This version of the Bennet family—and Mr. Darcy—is one that you have and haven’t met before: Liz is a magazine writer in her late thirties who, like her yoga instructor older sister, Jane, lives in New York City. When their father has a health scare, they return to their childhood home in Cincinnati to help—and discover that the sprawling Tudor they grew up in is crumbling and the family is in disarray.
Youngest sisters Kitty and Lydia are too busy with their CrossFit workouts and Paleo diets to get jobs. Mary, the middle sister, is earning her third online master’s degree and barely leaves her room, except for those mysterious Tuesday-night outings she won’t discuss. And Mrs. Bennet has one thing on her mind: how to marry off her daughters, especially as Jane’s fortieth birthday fast approaches.
Enter Chip Bingley, a handsome new-in-town doctor who recently appeared on the juggernaut reality TV dating show Eligible. At a Fourth of July barbecue, Chip takes an immediate interest in Jane, but Chip’s friend neurosurgeon Fitzwilliam Darcy reveals himself to Liz to be much less charming. . . .
And yet, first impressions can be deceiving.
I love Pride & Prejudice retellings. Mainly because I love Pride & Prejudice (even though the only way I was able to finally read it was by listening to the audiobook). I was so happy to choose Eligible as the book for my book club because I’ve been meaning to read it since it came out and this finally gave me an excuse to finally read it and I’m so glad I did. I absolutely loved it.
At first I was worried I wouldn’t be able to relate to it because Liz is 38 and Jane is almost 40, much older than the original characters, but their age didn’t matter because they were super relatable. I loved their sister bond just as I do in every version of this story but I also loved the other characters. Curtis Sittenfeld did an amazing job of still making these characters feel like the originals but not so much that I just felt like I was reading P&P in the present day.

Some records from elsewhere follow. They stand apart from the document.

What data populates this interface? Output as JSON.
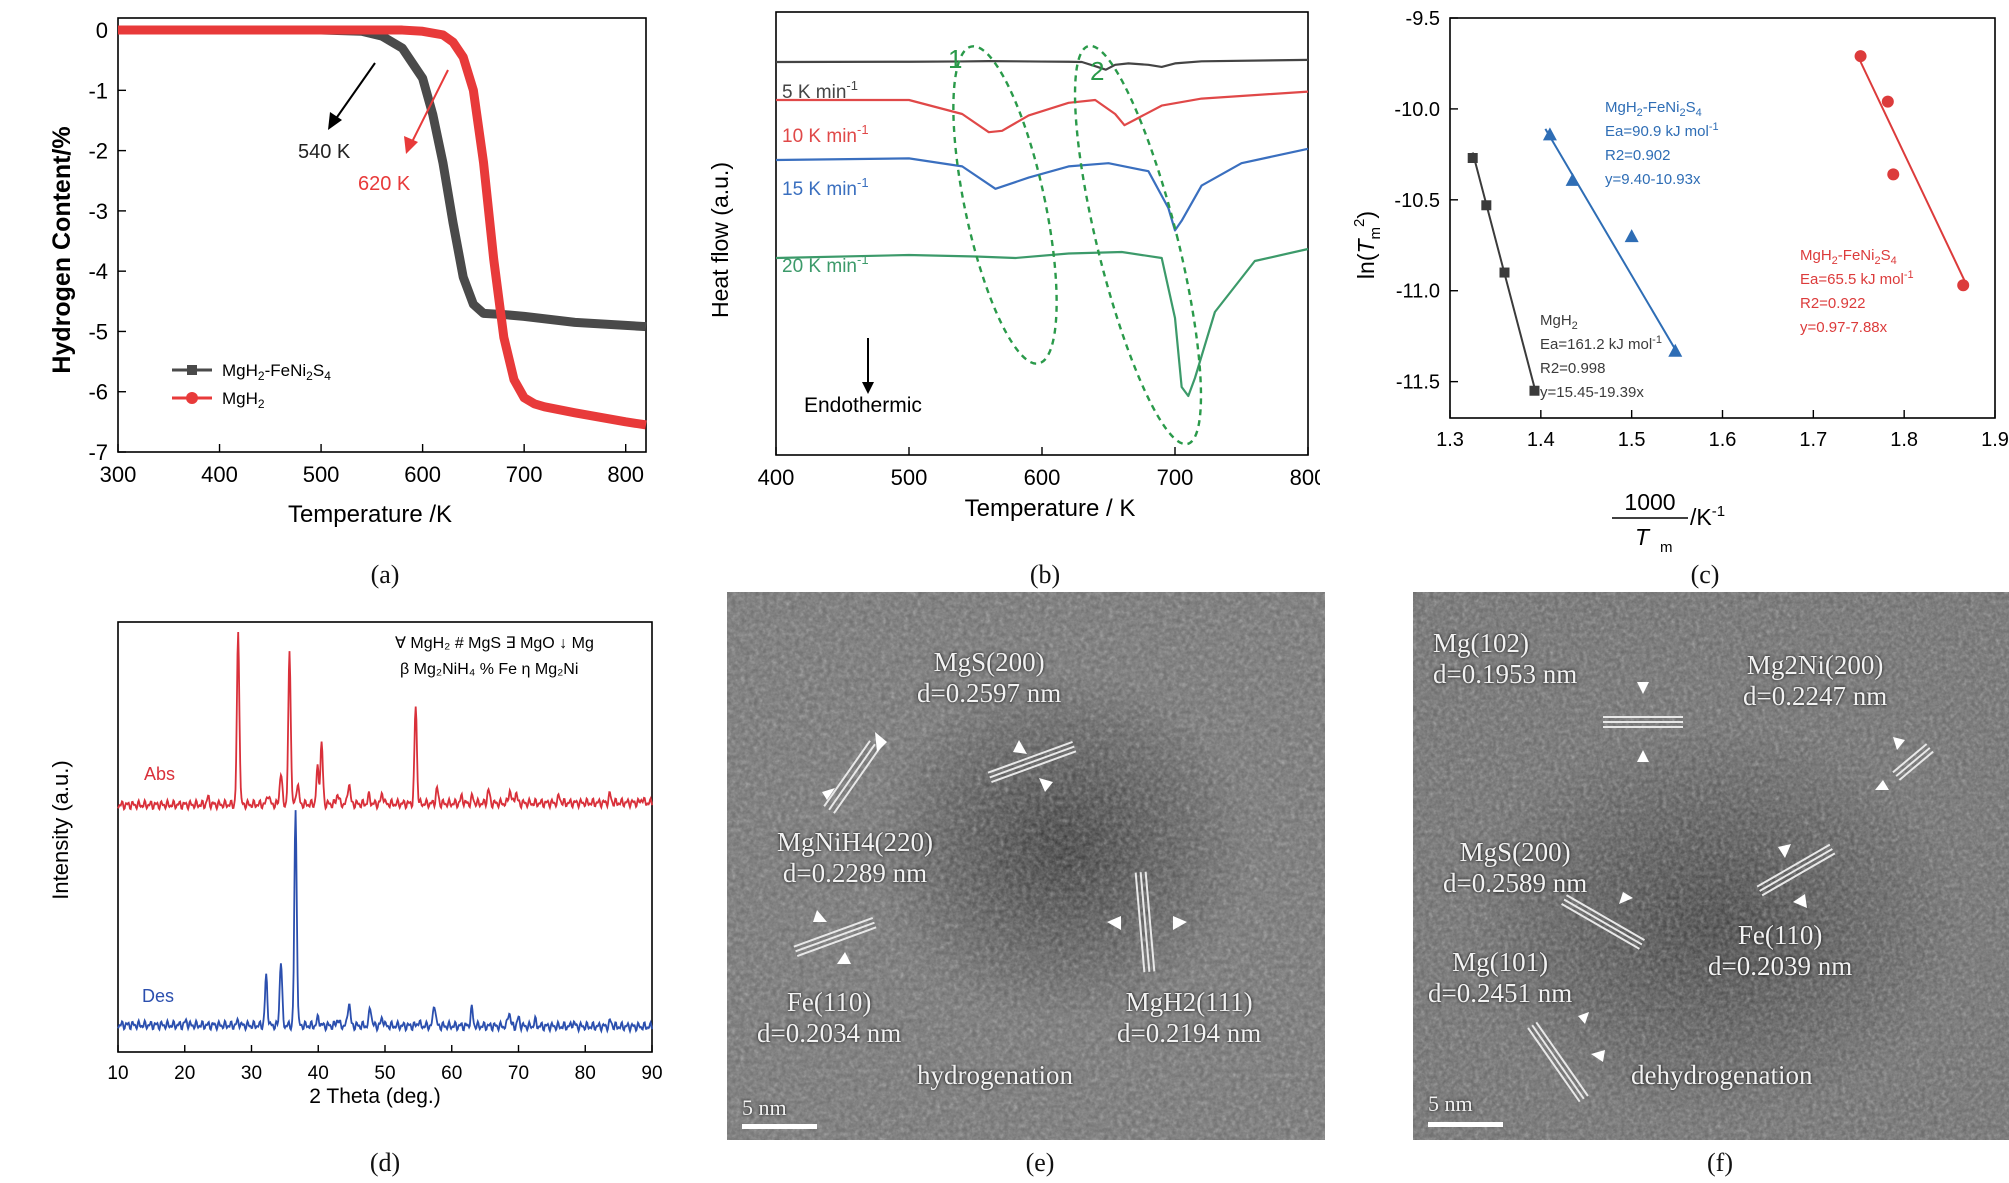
{
  "chart_data": [
    {
      "panel": "(a)",
      "type": "line",
      "xlabel": "Temperature /K",
      "ylabel": "Hydrogen Content/%",
      "xlim": [
        300,
        820
      ],
      "ylim": [
        -7,
        0.2
      ],
      "xticks": [
        "300",
        "400",
        "500",
        "600",
        "700",
        "800"
      ],
      "yticks": [
        "0",
        "-1",
        "-2",
        "-3",
        "-4",
        "-5",
        "-6",
        "-7"
      ],
      "series": [
        {
          "name": "MgH2-FeNi2S4",
          "color": "#4a4a4a",
          "marker": "square",
          "x": [
            300,
            500,
            540,
            560,
            580,
            600,
            610,
            620,
            630,
            640,
            650,
            660,
            680,
            700,
            750,
            800,
            820
          ],
          "y": [
            0,
            0,
            -0.02,
            -0.1,
            -0.3,
            -0.8,
            -1.4,
            -2.2,
            -3.2,
            -4.1,
            -4.55,
            -4.7,
            -4.72,
            -4.75,
            -4.85,
            -4.9,
            -4.92
          ]
        },
        {
          "name": "MgH2",
          "color": "#e83a3a",
          "marker": "circle",
          "x": [
            300,
            580,
            600,
            620,
            630,
            640,
            650,
            660,
            670,
            680,
            690,
            700,
            710,
            720,
            750,
            800,
            820
          ],
          "y": [
            0,
            0,
            -0.02,
            -0.08,
            -0.2,
            -0.45,
            -1.0,
            -2.2,
            -3.8,
            -5.1,
            -5.8,
            -6.1,
            -6.2,
            -6.25,
            -6.35,
            -6.5,
            -6.55
          ]
        }
      ],
      "annotations": [
        {
          "text": "540 K",
          "color": "#222222"
        },
        {
          "text": "620 K",
          "color": "#e83a3a"
        }
      ]
    },
    {
      "panel": "(b)",
      "type": "line",
      "xlabel": "Temperature / K",
      "ylabel": "Heat flow (a.u.)",
      "xlim": [
        400,
        800
      ],
      "xticks": [
        "400",
        "500",
        "600",
        "700",
        "800"
      ],
      "series": [
        {
          "name": "5 K min-1",
          "color": "#444444",
          "x": [
            400,
            500,
            540,
            560,
            580,
            600,
            620,
            630,
            640,
            648,
            655,
            665,
            680,
            690,
            700,
            720,
            800
          ],
          "y": [
            0,
            0.02,
            0.04,
            0.06,
            0.05,
            0.03,
            0.02,
            0,
            -0.3,
            -0.55,
            -0.2,
            -0.1,
            -0.2,
            -0.35,
            -0.1,
            0.05,
            0.15
          ]
        },
        {
          "name": "10 K min-1",
          "color": "#e04848",
          "x": [
            400,
            500,
            540,
            560,
            570,
            590,
            620,
            640,
            655,
            662,
            670,
            690,
            720,
            800
          ],
          "y": [
            0,
            0,
            -0.5,
            -1.15,
            -1.1,
            -0.55,
            -0.1,
            0,
            -0.5,
            -0.9,
            -0.7,
            -0.2,
            0.05,
            0.3
          ]
        },
        {
          "name": "15 K min-1",
          "color": "#3a6fbf",
          "x": [
            400,
            500,
            540,
            565,
            590,
            620,
            650,
            680,
            695,
            700,
            705,
            720,
            750,
            800
          ],
          "y": [
            0,
            0.05,
            -0.2,
            -0.9,
            -0.55,
            -0.2,
            -0.1,
            -0.35,
            -1.5,
            -2.2,
            -1.9,
            -0.8,
            -0.1,
            0.35
          ]
        },
        {
          "name": "20 K min-1",
          "color": "#3c9a6a",
          "x": [
            400,
            500,
            550,
            580,
            620,
            660,
            690,
            700,
            705,
            710,
            715,
            730,
            760,
            800
          ],
          "y": [
            0,
            0.1,
            0.05,
            0.0,
            0.15,
            0.2,
            0,
            -2.0,
            -4.3,
            -4.6,
            -4.0,
            -1.8,
            -0.1,
            0.3
          ]
        }
      ],
      "annotations": [
        {
          "text": "1",
          "color": "#2a9a4a"
        },
        {
          "text": "2",
          "color": "#2a9a4a"
        },
        {
          "text": "Endothermic",
          "color": "#111111"
        }
      ]
    },
    {
      "panel": "(c)",
      "type": "scatter",
      "xlabel_num": "1000",
      "xlabel_den": "T",
      "xlabel_sub": "m",
      "xlabel_unit": "/K-1",
      "ylabel": "ln(Tm2)",
      "xlim": [
        1.3,
        1.9
      ],
      "ylim": [
        -11.7,
        -9.5
      ],
      "xticks": [
        "1.3",
        "1.4",
        "1.5",
        "1.6",
        "1.7",
        "1.8",
        "1.9"
      ],
      "yticks": [
        "-9.5",
        "-10.0",
        "-10.5",
        "-11.0",
        "-11.5"
      ],
      "series": [
        {
          "name": "MgH2",
          "color": "#3b3b3b",
          "marker": "square",
          "x": [
            1.325,
            1.34,
            1.36,
            1.393
          ],
          "y": [
            -10.27,
            -10.53,
            -10.9,
            -11.55
          ],
          "fit": {
            "x": [
              1.325,
              1.395
            ],
            "y": [
              -10.24,
              -11.57
            ]
          },
          "labels": {
            "name": "MgH2",
            "ea": "Ea=161.2 kJ mol-1",
            "r2": "R2=0.998",
            "eq": "y=15.45-19.39x"
          }
        },
        {
          "name": "MgH2-FeNi2S4",
          "color": "#2e6db5",
          "marker": "triangle",
          "x": [
            1.41,
            1.435,
            1.5,
            1.548
          ],
          "y": [
            -10.14,
            -10.39,
            -10.7,
            -11.33
          ],
          "fit": {
            "x": [
              1.405,
              1.55
            ],
            "y": [
              -10.11,
              -11.34
            ]
          },
          "labels": {
            "name": "MgH2-FeNi2S4",
            "ea": "Ea=90.9 kJ mol-1",
            "r2": "R2=0.902",
            "eq": "y=9.40-10.93x"
          }
        },
        {
          "name": "MgH2-FeNi2S4",
          "color": "#dc3b3b",
          "marker": "circle",
          "x": [
            1.752,
            1.782,
            1.788,
            1.865
          ],
          "y": [
            -9.71,
            -9.96,
            -10.36,
            -10.97
          ],
          "fit": {
            "x": [
              1.75,
              1.867
            ],
            "y": [
              -9.72,
              -10.95
            ]
          },
          "labels": {
            "name": "MgH2-FeNi2S4",
            "ea": "Ea=65.5 kJ mol-1",
            "r2": "R2=0.922",
            "eq": "y=0.97-7.88x"
          }
        }
      ]
    },
    {
      "panel": "(d)",
      "type": "line",
      "xlabel": "2 Theta (deg.)",
      "ylabel": "Intensity (a.u.)",
      "xlim": [
        10,
        90
      ],
      "xticks": [
        "10",
        "20",
        "30",
        "40",
        "50",
        "60",
        "70",
        "80",
        "90"
      ],
      "legend_line1": "∀ MgH₂  # MgS  ∃ MgO  ↓ Mg",
      "legend_line2": "β Mg₂NiH₄  % Fe  η Mg₂Ni",
      "series": [
        {
          "name": "Abs",
          "color": "#d9303a",
          "peaks": [
            [
              23.5,
              0.5
            ],
            [
              28,
              13
            ],
            [
              32.5,
              0.8
            ],
            [
              34.4,
              2.4
            ],
            [
              35.7,
              11.5
            ],
            [
              36.9,
              1.6
            ],
            [
              39.9,
              2.7
            ],
            [
              40.5,
              4.6
            ],
            [
              42.9,
              0.8
            ],
            [
              44.6,
              1.6
            ],
            [
              47.6,
              0.6
            ],
            [
              49.6,
              0.8
            ],
            [
              54.6,
              7.4
            ],
            [
              57.8,
              1.1
            ],
            [
              61.5,
              0.5
            ],
            [
              63.1,
              0.5
            ],
            [
              65.5,
              1.0
            ],
            [
              68.7,
              1.0
            ],
            [
              69.6,
              0.8
            ],
            [
              76.1,
              0.5
            ],
            [
              83.7,
              0.6
            ],
            [
              88.5,
              0.3
            ]
          ]
        },
        {
          "name": "Des",
          "color": "#2b4fae",
          "peaks": [
            [
              20.2,
              0.3
            ],
            [
              28,
              0.3
            ],
            [
              32.2,
              3.7
            ],
            [
              34.4,
              4.9
            ],
            [
              36.6,
              16.2
            ],
            [
              40,
              0.6
            ],
            [
              42.9,
              0.5
            ],
            [
              44.6,
              1.8
            ],
            [
              47.8,
              1.4
            ],
            [
              49.6,
              0.6
            ],
            [
              55,
              0.3
            ],
            [
              57.4,
              1.7
            ],
            [
              63,
              1.3
            ],
            [
              68.6,
              1.1
            ],
            [
              70,
              0.6
            ],
            [
              72.5,
              0.4
            ],
            [
              78.2,
              0.3
            ],
            [
              83.8,
              0.4
            ]
          ]
        }
      ]
    }
  ],
  "images": [
    {
      "panel": "(e)",
      "caption_word": "hydrogenation",
      "scale_bar": "5 nm",
      "labels": [
        {
          "line1": "MgS(200)",
          "line2": "d=0.2597 nm"
        },
        {
          "line1": "MgNiH4(220)",
          "line2": "d=0.2289 nm"
        },
        {
          "line1": "Fe(110)",
          "line2": "d=0.2034 nm"
        },
        {
          "line1": "MgH2(111)",
          "line2": "d=0.2194 nm"
        }
      ]
    },
    {
      "panel": "(f)",
      "caption_word": "dehydrogenation",
      "scale_bar": "5 nm",
      "labels": [
        {
          "line1": "Mg(102)",
          "line2": "d=0.1953 nm"
        },
        {
          "line1": "Mg2Ni(200)",
          "line2": "d=0.2247 nm"
        },
        {
          "line1": "MgS(200)",
          "line2": "d=0.2589 nm"
        },
        {
          "line1": "Mg(101)",
          "line2": "d=0.2451 nm"
        },
        {
          "line1": "Fe(110)",
          "line2": "d=0.2039 nm"
        }
      ]
    }
  ],
  "captions": [
    "(a)",
    "(b)",
    "(c)",
    "(d)",
    "(e)",
    "(f)"
  ]
}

There were still changes to the story and even a character name change that surprised me a little. I also actually liked how Lydia’s story played out in this version. I never like Lydia, in the original and in most retellings I’ve read/seen, but I will say that this is my favorite version of Lydia thus far. I also really liked what Sittenfeld did with Mary’s character, who definitely gets the short stick in the original novel and also in most retellings.
My biggest issue with this novel was Darcy’s little sister Georgie. I love Georgie and I wanted more for her in this book. I found the way Sittenfeld handled her story line a bit strange and unnecessary and also unresolved. I wish we saw more of her in the novel.
Other than that though I thought Sittenfeld handled this retelling very well. Even the voice of the third person narration reminded me of the original P&P. I heard it in a British accent even though most of this novel takes place in Cincinnati. It just seemed so proper, especially with the use of so many words I needed to look up to understand.
The plot was great, the characters were distinctive, and while you still get the story you expect from P&P, the changes also made this book feel like it’s own story, not just a retelling, which I loved. Definitely give this one a read, especially if you’re a fan of P&P.
“There’s a belief that to take care of someone else, or let someone else take care of you—that both are inherently unfeminist. I don’t agree. There’s no shame in devoting yourself to another person, as long as he devotes himself to you in return.”